Poland has no official motto of the State, namely the one which is recognised as such by the Polish national law.

However, there are some common phrases which appear commonly on banners, flags and other symbols of the Polish State, or are considered commonly as the symbols of Poland.

- Jeszcze Polska nie zginęła ("Poland is not yet lost") – the first line of the Polish national anthem.
- Bóg, Honor, Ojczyzna ("God, Honor, Fatherland"): the most common phrase found on Polish military standards.
- Za wolność naszą i waszą ("For our freedom and yours"): Its history dates back to the times when Polish soldiers, exiled from the partitioned Poland, fought in the various independence movements throughout the world. .
- Żywią i bronią (ancient spelling: Żywią y bronią, "They Feed and Defend") found on the military standards of the Kościuszko Insurrection and Bataliony Chłopskie, a motto of the Polish patriotic peasant movement and peasant (people's) parties.
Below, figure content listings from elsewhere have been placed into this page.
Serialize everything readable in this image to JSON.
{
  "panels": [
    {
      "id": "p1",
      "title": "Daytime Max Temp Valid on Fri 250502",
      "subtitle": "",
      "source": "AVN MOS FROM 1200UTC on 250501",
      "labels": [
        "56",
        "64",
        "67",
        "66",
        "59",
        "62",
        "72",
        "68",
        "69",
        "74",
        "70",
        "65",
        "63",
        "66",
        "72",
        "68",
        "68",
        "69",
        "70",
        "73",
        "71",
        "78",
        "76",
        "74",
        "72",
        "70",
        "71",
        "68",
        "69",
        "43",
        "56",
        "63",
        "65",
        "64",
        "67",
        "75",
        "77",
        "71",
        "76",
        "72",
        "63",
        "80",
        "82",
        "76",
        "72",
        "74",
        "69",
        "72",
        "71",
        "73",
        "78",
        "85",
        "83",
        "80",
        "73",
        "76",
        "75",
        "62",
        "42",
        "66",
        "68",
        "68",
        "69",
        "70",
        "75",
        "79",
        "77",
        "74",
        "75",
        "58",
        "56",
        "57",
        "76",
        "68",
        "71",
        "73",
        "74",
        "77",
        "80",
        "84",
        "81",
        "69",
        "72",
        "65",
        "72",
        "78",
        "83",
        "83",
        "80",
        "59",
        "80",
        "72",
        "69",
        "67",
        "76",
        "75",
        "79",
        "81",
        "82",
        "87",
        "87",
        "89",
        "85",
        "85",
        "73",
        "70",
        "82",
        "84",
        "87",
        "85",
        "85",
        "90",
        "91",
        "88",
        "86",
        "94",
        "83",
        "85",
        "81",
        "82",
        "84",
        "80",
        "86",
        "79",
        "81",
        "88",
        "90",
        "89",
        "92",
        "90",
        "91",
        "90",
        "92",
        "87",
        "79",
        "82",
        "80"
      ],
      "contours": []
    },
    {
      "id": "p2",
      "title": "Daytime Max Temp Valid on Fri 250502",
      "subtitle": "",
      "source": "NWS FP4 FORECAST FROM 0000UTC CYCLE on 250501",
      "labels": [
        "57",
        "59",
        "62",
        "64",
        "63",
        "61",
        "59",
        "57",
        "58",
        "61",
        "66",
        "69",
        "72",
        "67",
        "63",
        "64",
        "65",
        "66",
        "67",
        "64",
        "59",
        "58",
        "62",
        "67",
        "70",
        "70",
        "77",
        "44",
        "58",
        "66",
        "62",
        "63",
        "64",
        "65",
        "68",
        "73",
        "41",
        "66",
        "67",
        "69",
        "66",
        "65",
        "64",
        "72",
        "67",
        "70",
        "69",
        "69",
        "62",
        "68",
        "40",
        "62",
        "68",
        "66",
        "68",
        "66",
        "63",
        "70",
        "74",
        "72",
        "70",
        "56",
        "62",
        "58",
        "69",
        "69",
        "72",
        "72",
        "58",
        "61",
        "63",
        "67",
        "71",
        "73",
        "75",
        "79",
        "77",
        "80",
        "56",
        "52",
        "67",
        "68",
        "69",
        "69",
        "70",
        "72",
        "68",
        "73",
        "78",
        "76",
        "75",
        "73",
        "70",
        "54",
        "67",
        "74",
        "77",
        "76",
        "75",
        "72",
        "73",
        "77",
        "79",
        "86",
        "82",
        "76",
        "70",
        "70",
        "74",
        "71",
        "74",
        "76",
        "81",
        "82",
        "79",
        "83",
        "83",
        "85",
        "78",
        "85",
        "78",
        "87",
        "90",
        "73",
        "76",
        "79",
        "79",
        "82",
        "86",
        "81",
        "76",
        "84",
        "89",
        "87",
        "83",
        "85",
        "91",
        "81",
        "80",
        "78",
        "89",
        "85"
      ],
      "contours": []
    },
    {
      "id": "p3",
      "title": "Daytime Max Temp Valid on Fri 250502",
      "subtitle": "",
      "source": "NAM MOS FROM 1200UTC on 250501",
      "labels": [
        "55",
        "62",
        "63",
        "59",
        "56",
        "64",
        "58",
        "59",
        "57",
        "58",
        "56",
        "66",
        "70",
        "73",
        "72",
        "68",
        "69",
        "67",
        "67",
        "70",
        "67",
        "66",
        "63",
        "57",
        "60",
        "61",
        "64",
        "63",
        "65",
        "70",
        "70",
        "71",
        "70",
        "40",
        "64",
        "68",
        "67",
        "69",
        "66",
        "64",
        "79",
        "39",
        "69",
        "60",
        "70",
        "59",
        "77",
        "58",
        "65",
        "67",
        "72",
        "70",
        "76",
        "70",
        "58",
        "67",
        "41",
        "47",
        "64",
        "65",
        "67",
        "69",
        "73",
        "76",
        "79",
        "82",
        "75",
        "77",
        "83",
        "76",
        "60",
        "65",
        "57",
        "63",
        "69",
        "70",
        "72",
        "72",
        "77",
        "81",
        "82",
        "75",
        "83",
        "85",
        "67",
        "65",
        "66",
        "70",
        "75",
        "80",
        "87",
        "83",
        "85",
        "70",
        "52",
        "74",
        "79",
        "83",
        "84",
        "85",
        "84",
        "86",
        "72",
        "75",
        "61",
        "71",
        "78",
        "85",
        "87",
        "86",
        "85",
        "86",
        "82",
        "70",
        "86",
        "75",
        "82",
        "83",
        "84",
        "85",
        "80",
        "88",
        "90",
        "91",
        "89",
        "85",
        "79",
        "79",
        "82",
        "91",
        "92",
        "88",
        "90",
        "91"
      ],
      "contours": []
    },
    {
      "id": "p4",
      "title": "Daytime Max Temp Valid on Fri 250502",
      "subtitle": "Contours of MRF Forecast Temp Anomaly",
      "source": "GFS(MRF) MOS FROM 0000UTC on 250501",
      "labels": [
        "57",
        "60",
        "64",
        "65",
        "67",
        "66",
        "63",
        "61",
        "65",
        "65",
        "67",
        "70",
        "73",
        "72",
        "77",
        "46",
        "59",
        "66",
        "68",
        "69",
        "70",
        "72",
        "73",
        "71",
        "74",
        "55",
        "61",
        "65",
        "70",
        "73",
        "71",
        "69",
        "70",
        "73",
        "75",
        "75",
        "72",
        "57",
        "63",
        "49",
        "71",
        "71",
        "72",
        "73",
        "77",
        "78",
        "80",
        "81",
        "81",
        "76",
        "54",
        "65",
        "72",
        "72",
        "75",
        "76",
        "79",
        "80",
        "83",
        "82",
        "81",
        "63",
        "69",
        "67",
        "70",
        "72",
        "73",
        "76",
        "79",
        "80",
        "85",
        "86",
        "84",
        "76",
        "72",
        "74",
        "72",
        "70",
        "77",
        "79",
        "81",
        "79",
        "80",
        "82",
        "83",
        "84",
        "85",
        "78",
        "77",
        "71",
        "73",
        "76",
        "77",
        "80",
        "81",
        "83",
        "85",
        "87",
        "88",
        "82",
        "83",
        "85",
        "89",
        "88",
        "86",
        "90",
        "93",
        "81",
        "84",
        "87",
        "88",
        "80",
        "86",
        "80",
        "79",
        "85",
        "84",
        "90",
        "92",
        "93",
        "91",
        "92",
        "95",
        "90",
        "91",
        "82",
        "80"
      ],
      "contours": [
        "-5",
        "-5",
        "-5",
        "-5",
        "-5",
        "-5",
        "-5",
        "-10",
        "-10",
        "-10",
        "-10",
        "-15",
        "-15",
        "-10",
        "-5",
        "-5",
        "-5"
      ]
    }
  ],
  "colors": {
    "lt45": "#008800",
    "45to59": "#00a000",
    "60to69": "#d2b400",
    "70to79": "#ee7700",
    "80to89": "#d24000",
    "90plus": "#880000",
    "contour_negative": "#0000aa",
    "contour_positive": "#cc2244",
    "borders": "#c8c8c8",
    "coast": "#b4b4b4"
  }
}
- Pro Fide, Lege et Rege ("For Faith, Law, and King"): motto of the Polish-Lithuanian Commonwealth during the 18th century and the Order of the White Eagle.
- Nic o nas, bez nas ("Nothing about us, without us"): Derives from the title of the Nihil novi Constitution of 1505, which established nobles' democracy in the Polish-Lithuanian Commonwealth. In a modern context, it can also signify frustration at Poland's fate being determined by foreign powers since the end of the 18th century. That is, the partitions and the Congress of Vienna, as well as, the Western Betrayal.
- Żeby Polska była Polską ("Let Poland be Poland"): a song written in 1976 by Jan Pietrzak. The song was regarded as an expression of the struggle against communist rule in Poland and support for the "Solidarity" movement in the 1980s. English translation of the title song is often quoted in various speeches. Queen Elizabeth II herself delivered this statement in Polish in a speech cementing the re-establishment of Anglo-Polish friendship after the end of communism.
- Nie ma wolności bez Solidarności ("There is no freedom without solidarity") – one of the mottos of the strikes of 1980 in Gdańsk and throughout Poland, subsequently taken over by the Solidarność (Solidarity) Independent Self-Governing Trade Union, and Solidarity social movement.